【エッセイ】朝焼けのなかで、雨に唄えば。
自然は静かだ。それでいて賑やかでもある。散歩はそんなことを教えてくれる。
玄関の扉に体重をかけると、少しずつ広がるすき間から元気いっぱいの朝日が家の中に飛び込んできた。僕は目を細めながら、その間をかき分けていく。朝の散歩は1ヶ月ぶりだった。
前回の散歩は8月の終わりか9月の初めごろ。スマホを片手に、イヤホンを耳に。聴いていたのは、たしかMaroon5の『Sunday Morning』だと思う。そうだ、あの日は日曜日だった。

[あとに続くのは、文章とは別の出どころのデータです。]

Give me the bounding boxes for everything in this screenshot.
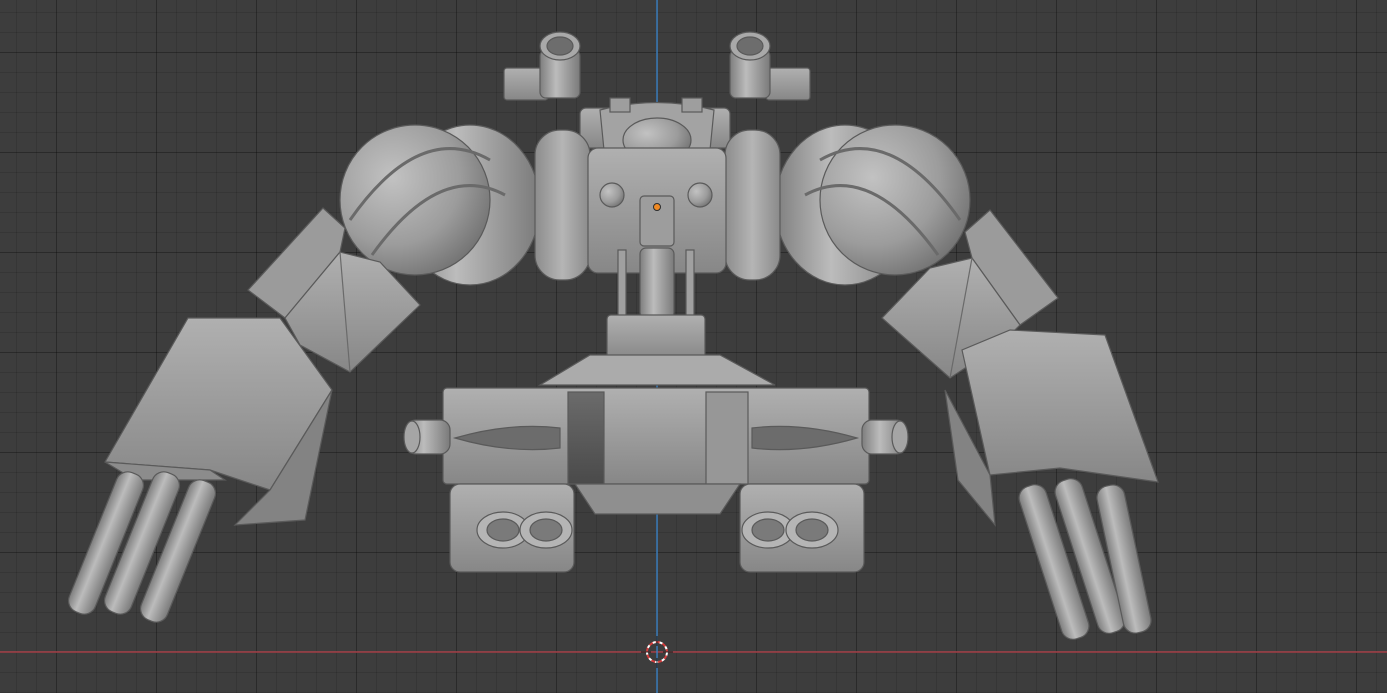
left-thrusters [449, 483, 575, 573]
right-shoulder [724, 124, 971, 286]
left-exhaust [503, 31, 581, 101]
right-hand-fingers [1018, 478, 1152, 640]
mech-robot-model [67, 31, 1159, 640]
right-exhaust [729, 31, 811, 101]
object-origin [653, 203, 661, 211]
hip-column [606, 314, 706, 361]
scene-render [0, 0, 1387, 693]
right-thrusters [739, 483, 865, 573]
left-arm [67, 207, 421, 623]
3d-viewport[interactable] [0, 0, 1387, 693]
left-hand-fingers [67, 471, 217, 623]
pelvis-top [537, 354, 776, 386]
right-arm [881, 209, 1159, 640]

今回は土曜日。外に出ると、一度立ち止まった。軽く両手を広げて陽の光を受け止めると、自分のからだがエネルギーで満たされるような感覚。じんわりと汗が滲んでくるのがわかった。どの方向に行こうか。答えが出ないまま、僕は朝焼けに向かって歩き出した。
車のない車道の真ん中で歩を緩める。僕は思いっきり肺を大きく広げた。鼻で息を吸うという感覚はなかった。少し冷たい風が喉を渇すと、僕は唾液をゴクリ。息を吐き切ると、自分が少しおおきくなったように感じた。

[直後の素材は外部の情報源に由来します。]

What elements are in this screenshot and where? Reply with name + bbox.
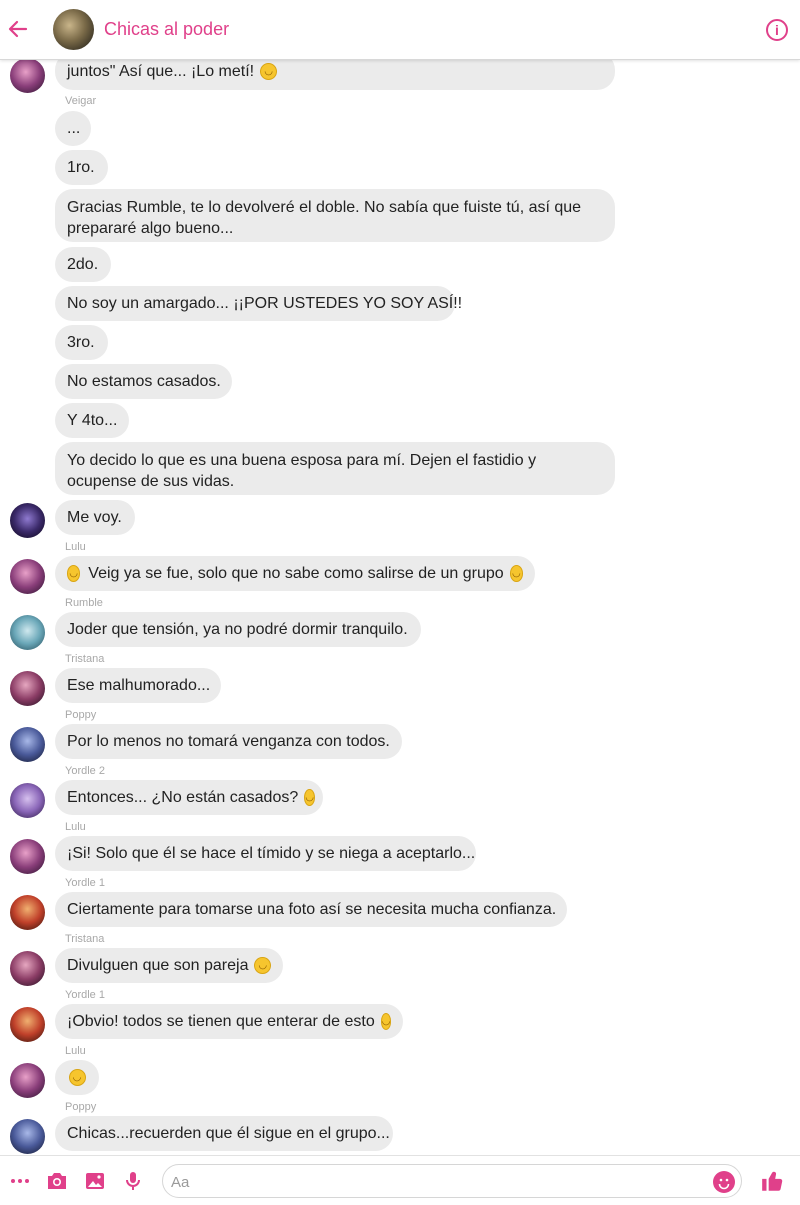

ちいさな路地に入り込むと、すこし遠くに犬を2匹連れた夫婦が見えた。シーズーとチワワらしかった。僕はいつか犬を飼いたいと思っているので、犬種に詳しかったりする。適度に距離をとりながらすれ違おうとすると、「おはようございます」と4、50代の夫婦。咄嗟のことに声が出なかった僕は「ございます」とだけ。
僕はうれしかった。僕が普段生きている”社会”では考えられないことだったから。こんな社会があったなんて。僕を優しい目で見て、あいさつしてくれた。もう一度言おう。僕はうれしかった。
どれぐらいうれしかったかというと、ステップを踏みたくなったほどだ。そういうわけで僕は、「I'm singin' in the rain ~ 」とうろ覚えで口ずさんだ。雨など降っていなかった。むしろ雲ひとつない快晴だったが、僕は英語が得意ではないので気にしない。実際にステップを踏んだかどうかは内緒にしておこう。
このうれしさ、この感動を広めたい。そう思った僕は、今度は自分から挨拶しようと思い立った。ちょうど向こうから60代くらいの男の人が近づいてきたので、口を「お」の形にしつつタイミングを見計らって声を出した。
「おつかれさまです」
間違えた。やってしまった。
男の人は困った顔で会釈。僕の方は、何事もなかったように平然を装っていた。恥ずかしいし、Tシャツが汗でビショビショなので、家に帰ることにした。
人生はいつも思い通りにはならない。そう考えると、人間は自然なのかもしれない。僕は今、いちばん近くの自然をみつけた。静かで賑やかな、そういう人になれるだろうか。